Reflected in the titles of his albums and globetrotting songs – and even the stage name Dirty Beaches – is the strong sense of place and atmosphere Alex Zhang Hungtai evokes in his music, conjuring up visions of paradise after the fall as a setting for his snapshots of love gone wrong and bad. Born in Taipei, growing up in Honolulu and Canada, recording in Montreal and Berlin, Hungtai seems most at home when he’s not at home, a feeling that definitely stood out on Dirty Beaches’ striking debut Badlands, which worked like a mixtape of reconstructed old-timey rock ‘n’ roll for a road trip to an alternate reality. On the ambitious, enigmatic double EP Drifters/Love Is the Devil, Hungtai has swapped out the open road for a more urban backdrop with an ominous experimental sound that’s coated in the scuzz and grime of big city streets. Hungtai is still a vagabond who’s running from himself even as he tries to find himself, it’s just that, this time, he’s seeking solace in dive bars, after-hours clubs, and generally anywhere a rebel with a cause like him can get into trouble with the wrong look to the wrong guy or the right one to the wrong girl.

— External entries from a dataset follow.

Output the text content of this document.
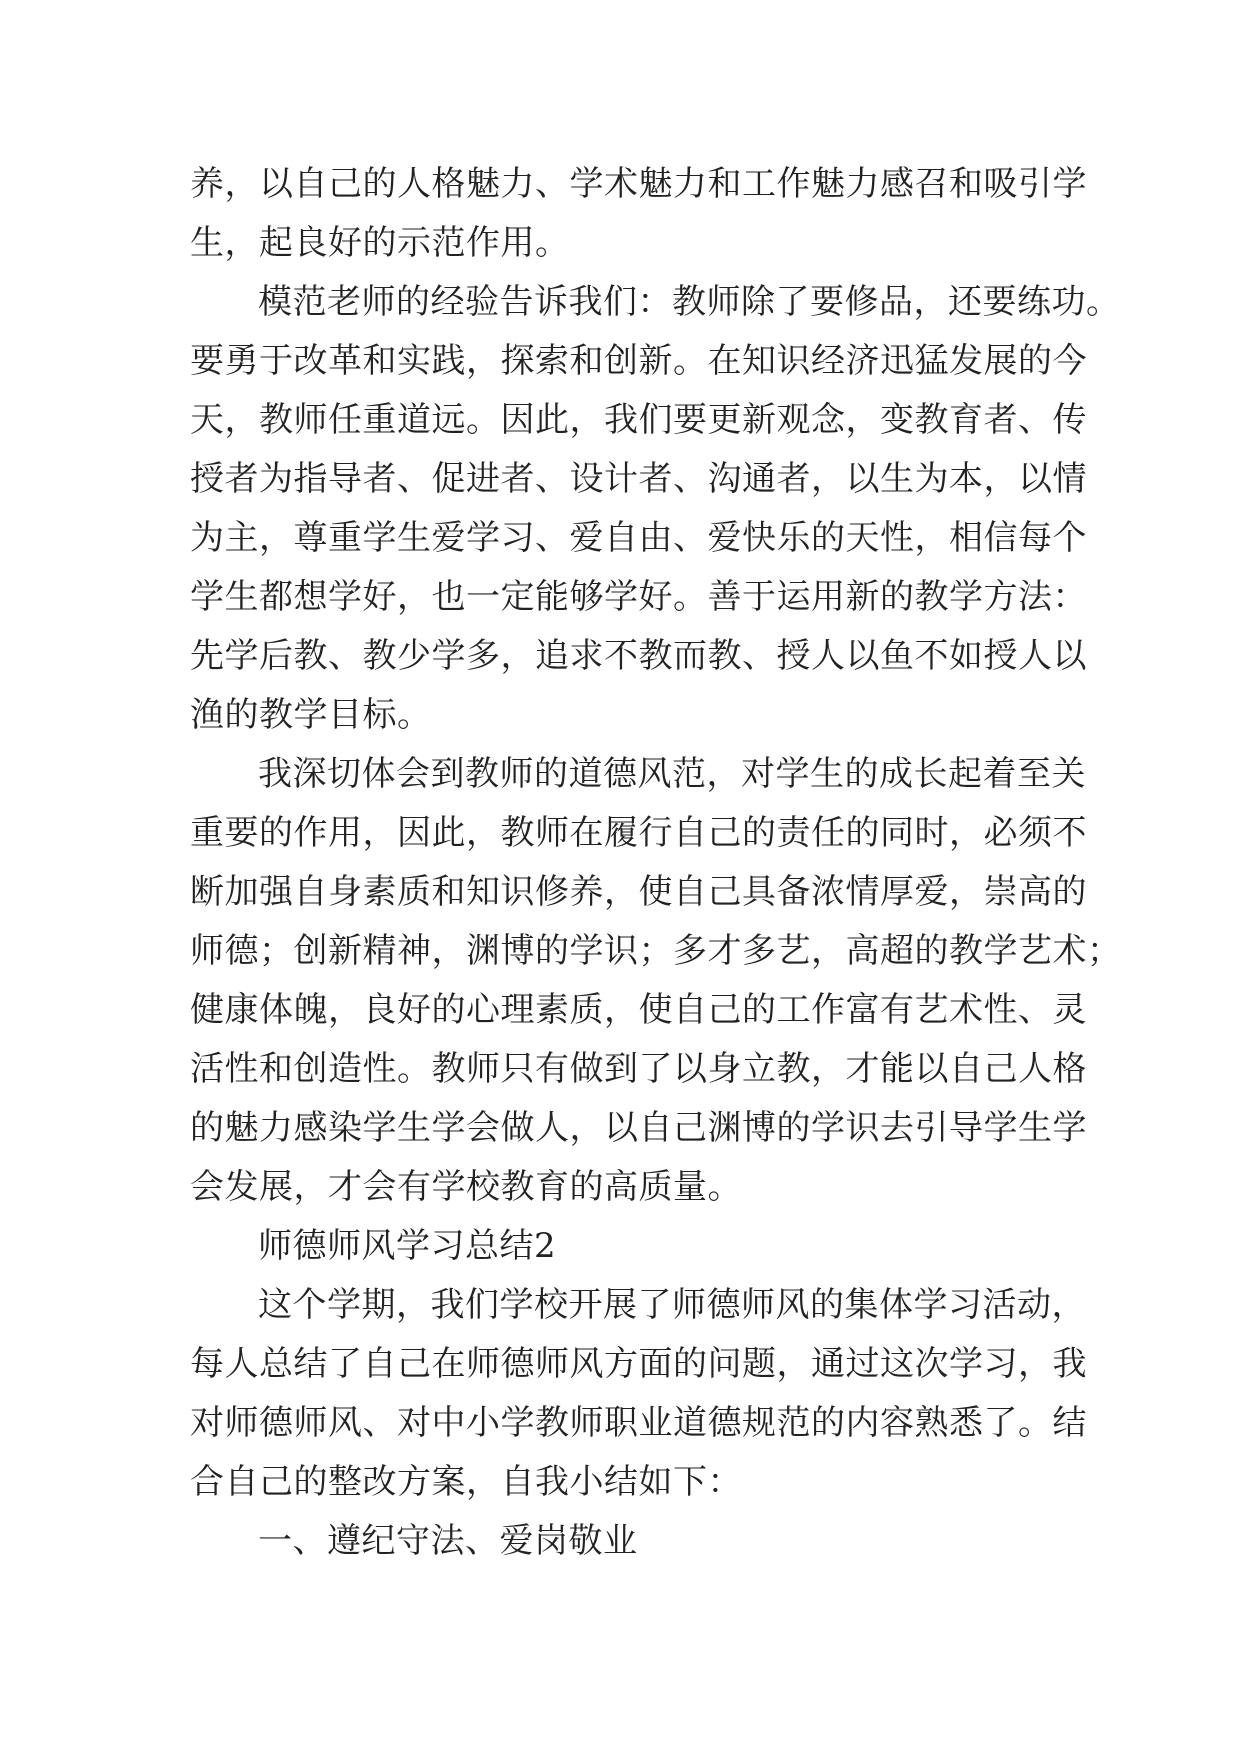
养，以自己的人格魅力、学术魅力和工作魅力感召和吸引学
生，起良好的示范作用。
模范老师的经验告诉我们：教师除了要修品，还要练功。
要勇于改革和实践，探索和创新。在知识经济迅猛发展的今
天，教师任重道远。因此，我们要更新观念，变教育者、传
授者为指导者、促进者、设计者、沟通者，以生为本，以情
为主，尊重学生爱学习、爱自由、爱快乐的天性，相信每个
学生都想学好，也一定能够学好。善于运用新的教学方法：
先学后教、教少学多，追求不教而教、授人以鱼不如授人以
渔的教学目标。
我深切体会到教师的道德风范，对学生的成长起着至关
重要的作用，因此，教师在履行自己的责任的同时，必须不
断加强自身素质和知识修养，使自己具备浓情厚爱，崇高的
师德；创新精神，渊博的学识；多才多艺，高超的教学艺术；
健康体魄，良好的心理素质，使自己的工作富有艺术性、灵
活性和创造性。教师只有做到了以身立教，才能以自己人格
的魅力感染学生学会做人，以自己渊博的学识去引导学生学
会发展，才会有学校教育的高质量。
师德师风学习总结2
这个学期，我们学校开展了师德师风的集体学习活动，
每人总结了自己在师德师风方面的问题，通过这次学习，我
对师德师风、对中小学教师职业道德规范的内容熟悉了。结
合自己的整改方案，自我小结如下：
一、遵纪守法、爱岗敬业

So while the music still gives you the sense that Hungtai is up to no good, there’s an obvious shift in ambiance and tone right from the start on Drifters, its seedy discotheque vibe bearing few traces of the more rock-centric approach of Badlands. Of the two eight-piece mini-albums, Drifters is the more approachable – though that’s only relatively speaking – as Hungtai’s scarred, hushed vocals wind their way through simmering low-budget electronics. Dark techno-pop at its most primal and raw, opening tracks “Night Walk” and “I Dream in Neon” are street tough numbers, strutting along to programmed beats and effects-heavy rhythmic elements. In particular, “I Dream in Neon” makes the most of the lo-fi, on-the-cheap electro sound Dirty Beaches are going for this time out, with a synth loop that almost seems like it was ripped from “Tainted Love”, then mucked up in fuzz. On “Casino Lisboa”, the down-and-dirty groove that the early part of Drifters rides on turns more sinister, as Hungtai mutters menacingly about neon lights, posing like he’s hardened, only to have the agitated tenor of the music betray that he’s not quite at that point where he’s got nothing to lose.

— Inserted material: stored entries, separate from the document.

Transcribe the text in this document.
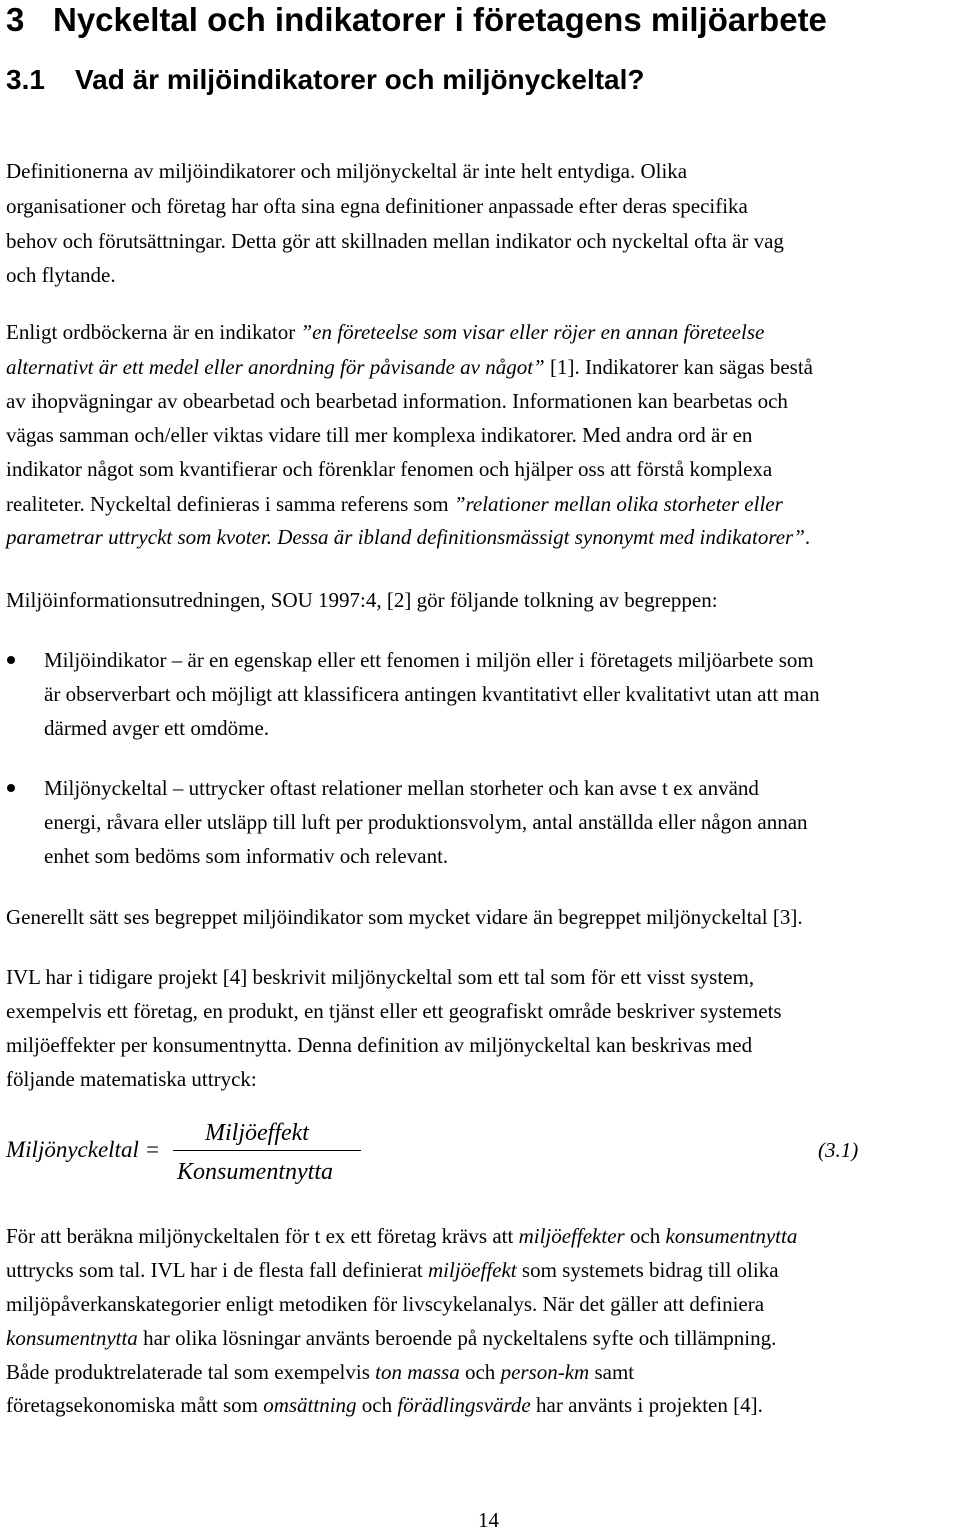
3 Nyckeltal och indikatorer i företagens miljöarbete
3.1 Vad är miljöindikatorer och miljönyckeltal?
Definitionerna av miljöindikatorer och miljönyckeltal är inte helt entydiga. Olika
organisationer och företag har ofta sina egna definitioner anpassade efter deras specifika
behov och förutsättningar. Detta gör att skillnaden mellan indikator och nyckeltal ofta är vag
och flytande.
Enligt ordböckerna är en indikator ”en företeelse som visar eller röjer en annan företeelse
alternativt är ett medel eller anordning för påvisande av något” [1]. Indikatorer kan sägas bestå
av ihopvägningar av obearbetad och bearbetad information. Informationen kan bearbetas och
vägas samman och/eller viktas vidare till mer komplexa indikatorer. Med andra ord är en
indikator något som kvantifierar och förenklar fenomen och hjälper oss att förstå komplexa
realiteter. Nyckeltal definieras i samma referens som ”relationer mellan olika storheter eller
parametrar uttryckt som kvoter. Dessa är ibland definitionsmässigt synonymt med indikatorer”.
Miljöinformationsutredningen, SOU 1997:4, [2] gör följande tolkning av begreppen:
Miljöindikator – är en egenskap eller ett fenomen i miljön eller i företagets miljöarbete som
är observerbart och möjligt att klassificera antingen kvantitativt eller kvalitativt utan att man
därmed avger ett omdöme.
Miljönyckeltal – uttrycker oftast relationer mellan storheter och kan avse t ex använd
energi, råvara eller utsläpp till luft per produktionsvolym, antal anställda eller någon annan
enhet som bedöms som informativ och relevant.
Generellt sätt ses begreppet miljöindikator som mycket vidare än begreppet miljönyckeltal [3].
IVL har i tidigare projekt [4] beskrivit miljönyckeltal som ett tal som för ett visst system,
exempelvis ett företag, en produkt, en tjänst eller ett geografiskt område beskriver systemets
miljöeffekter per konsumentnytta. Denna definition av miljönyckeltal kan beskrivas med
följande matematiska uttryck:
Miljönyckeltal =
Miljöeffekt
Konsumentnytta
(3.1)
För att beräkna miljönyckeltalen för t ex ett företag krävs att miljöeffekter och konsumentnytta
uttrycks som tal. IVL har i de flesta fall definierat miljöeffekt som systemets bidrag till olika
miljöpåverkanskategorier enligt metodiken för livscykelanalys. När det gäller att definiera
konsumentnytta har olika lösningar använts beroende på nyckeltalens syfte och tillämpning.
Både produktrelaterade tal som exempelvis ton massa och person-km samt
företagsekonomiska mått som omsättning och förädlingsvärde har använts i projekten [4].
14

The tense build-up and unsettling mood music of Drifters can make you wish there was a little more there there, though, especially when the almost 10-minute “Mirage Hall” drones on with only a snappy drum program keeping you going. Indeed, it’s ultimately the more viscerally engaging and direct moments that spell out what all the tormented atmospherics and subterranean frequencies are getting at, as Hungtai’s most prominent vocal turns sink deeper into his chaotic psyche. The most straightforward and melodically memorable number on both EPs, “Elli” finds Hungtai playing a nervewracked voyeur, though he’s really just spying on himself, as his internal monologue asks his object of attention, “Elli, Elli, what do you see? / What do you see about me?,” as ping-ponging synth effects raise the stakes and blood pressure here. Instead of coming off as obsessively desperate as he does on “Elli”, “Au Revoir Mon Visage” turns out to be more harrowing in its unflinching self-examination, as a threatening beat accompanies Hungtai’s soul searching when he howls the title line, which translates to “Goodbye to my face.” Since much of Drifters keeps you on edge without finding a release, there’s something to be said for coming to a resolution as Hungtai does on “Au Revoir Mon Visage”, even when it’s a troubling, disquieting one.

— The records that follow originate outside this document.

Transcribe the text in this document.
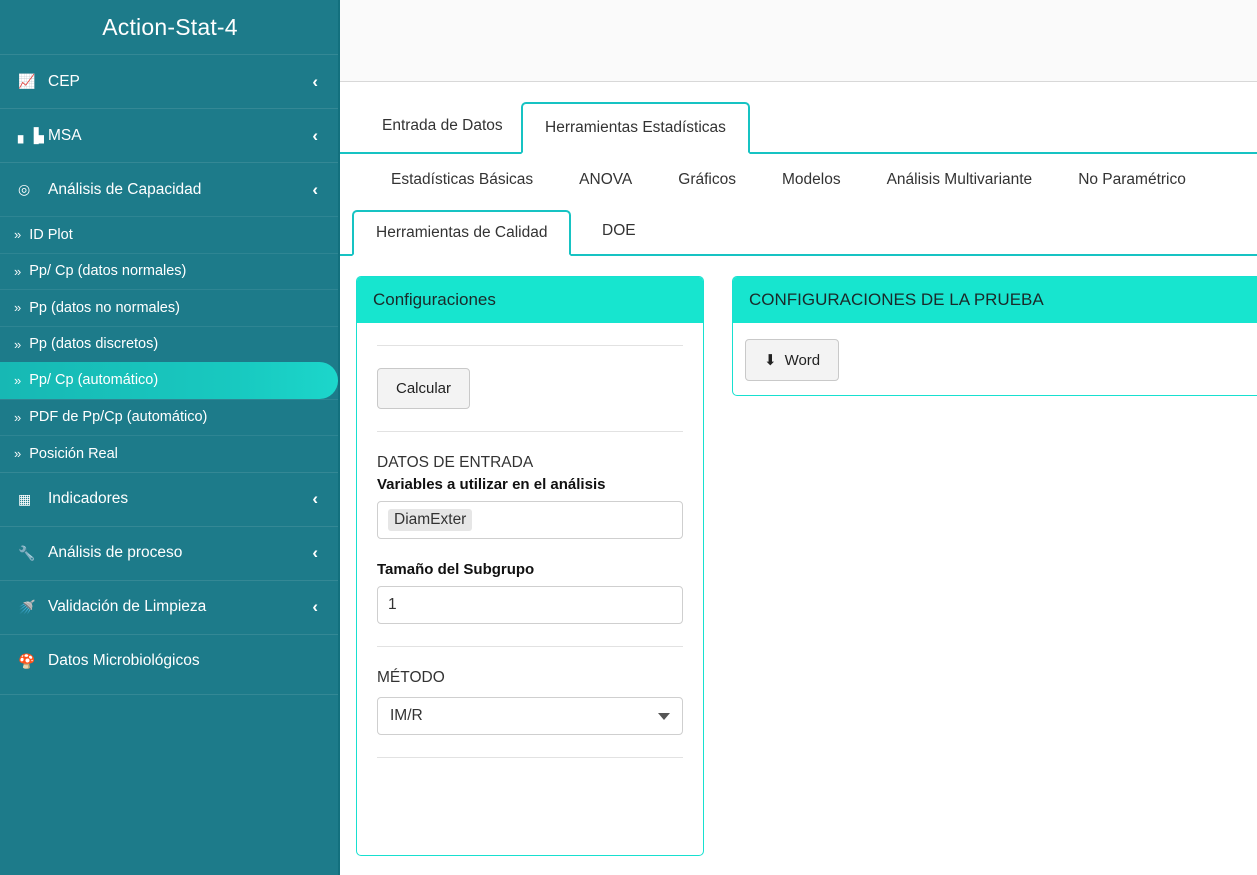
Action-Stat-4
📈 CEP	‹
▖▐▖
MSA	‹
◎	Análisis de Capacidad	‹
» ID Plot
» Pp/ Cp (datos normales)
» Pp (datos no normales)
» Pp (datos discretos)
» Pp/ Cp (automático)
» PDF de Pp/Cp (automático)
» Posición Real
▦	Indicadores	‹
🔧 Análisis de proceso	‹
🚿 Validación de Limpieza	‹
🍄 Datos Microbiológicos
Entrada de Datos	Herramientas Estadísticas
Estadísticas Básicas	ANOVA	Gráficos	Modelos	Análisis Multivariante	No Paramétrico
Herramientas de Calidad	DOE
Configuraciones
Calcular
DATOS DE ENTRADA
Variables a utilizar en el análisis
DiamExter
Tamaño del Subgrupo
1
MÉTODO
IM/R
CONFIGURACIONES DE LA PRUEBA
⬇ Word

Not just a case of semantics, the unorthodox double-EP structure does make it a little easier to digest and absorb the pitch-black material, introducing a built-in intermission to catch your breath because a continuous 16-track album would be hard to follow all the way through. As it is, Love Is the Devil is a little slower in developing and would’ve been more so coming off Drifters’ wispy closer “Landscapes in the Mist”. Instead, the format ends up giving each recording its own distinct identity: If Drifters is about Hungtai getting himself into bad predicaments, Love Is the Devil feels like the calm in the aftermath, as he regroups and comes to terms with where he’s at.
In turn, Love Is the Devil ends up being the more engrossing of the pair with the higher highs and the bigger payoff, even if it’s more abstract and deliberate. So while it’s almost entirely instrumental, Love Is the Devil gets to the heart of the matter more powerfully on its most affecting compositions with a depleted yet hungry sentimentality. The first few pieces on Love Is the Devil emphasize a sense of searching disorientation, as with the woozy, meandering jazz-like tones of “Greyhound at Night” and the eerie “This Is Not My City”, which reflects the title’s idea of dislocation as loosely connected minor-key notes are banged against a minimalist background. With its off-key strings, the title track makes more gestures at the wistful melodramatics that Love Is the Devil ultimately rises to, though it doesn’t quite overwhelm you the same way the EP’s best soundscapes do.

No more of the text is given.